Dann ging sie zu Pasquale. Der wurde genauso blass wie Jette, aber zu ihrer Überraschung sagte er: »Nimm dir so viel Urlaub, wie du brauchst.«

Sie konnte ihn nur fassungslos anstarren, aber er lächelte müde. »Ich bin Italiener, Piccola. Die Familie geht über alles. Grüß deine Nonna schön von mir und wünsche ihr gute Besserung.«

»Danke«, konnte sie nur stammeln, bevor sie die Küche verließ.

Marie kam ihr noch nachgelaufen und umarmte sie fest. Die Freundin wusste, wie sehr Jette an ihrer Großmutter hing.

»Wird schon alles gut gehen«, sagte sie.

Zwei Stunden später lenkte Jette bereits ihren Kleinwagen aus München hinaus. Sie war überdreht, wusste aber, dass sie nicht die ganze Nacht durchfahren durfte. Irgendwann würde die Müdigkeit zuschlagen. Also plante sie zwei Zwischenstopps auf dem Weg nach Norden ein, und so dauerte es fast fünfzehn Stunden, bis sie ihren Wagen in Neuharlingersiel auf einem Dauerparkplatz abstellte und sich zu Fuß auf den Weg zur Fähre machte.

Robert hatte sich ganz wunderbar verhalten.
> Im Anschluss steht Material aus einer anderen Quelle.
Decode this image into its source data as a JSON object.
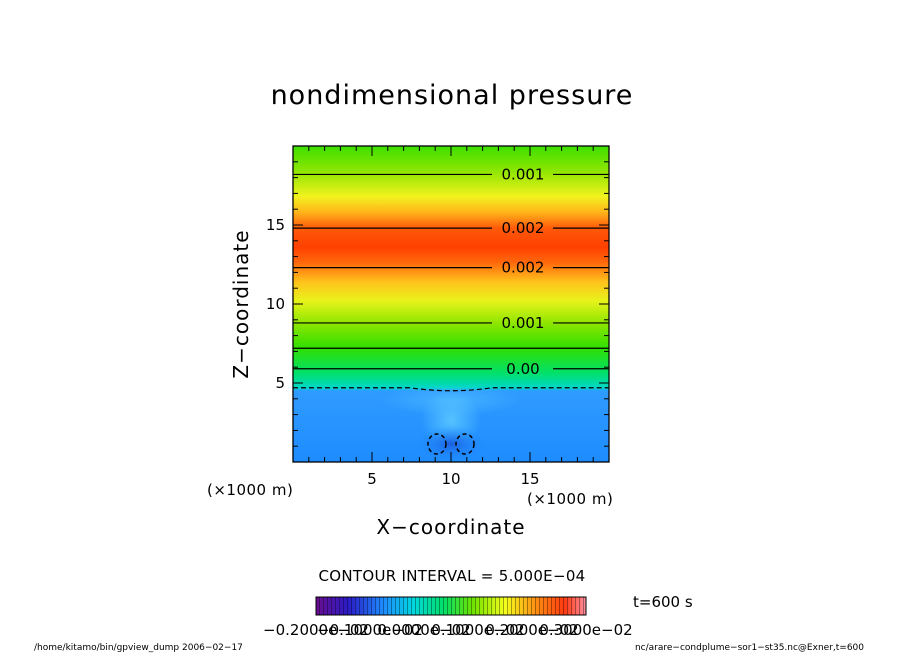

Er hatte nicht nur ihren Koffer mit bequemen, wetterfesten Klamotten gepackt, sondern ihr auch ein Proviantpaket vorbereitet. Die Brötchen schmeckten zwar seltsam, wahrscheinlich hatte er Honig mit Senf verwechselt, aber Jette war ihm trotzdem dankbar. Nur den Kaffee aus der Thermoskanne spuckte sie gleich wieder aus. Der schmeckte nach flüssigem Teer.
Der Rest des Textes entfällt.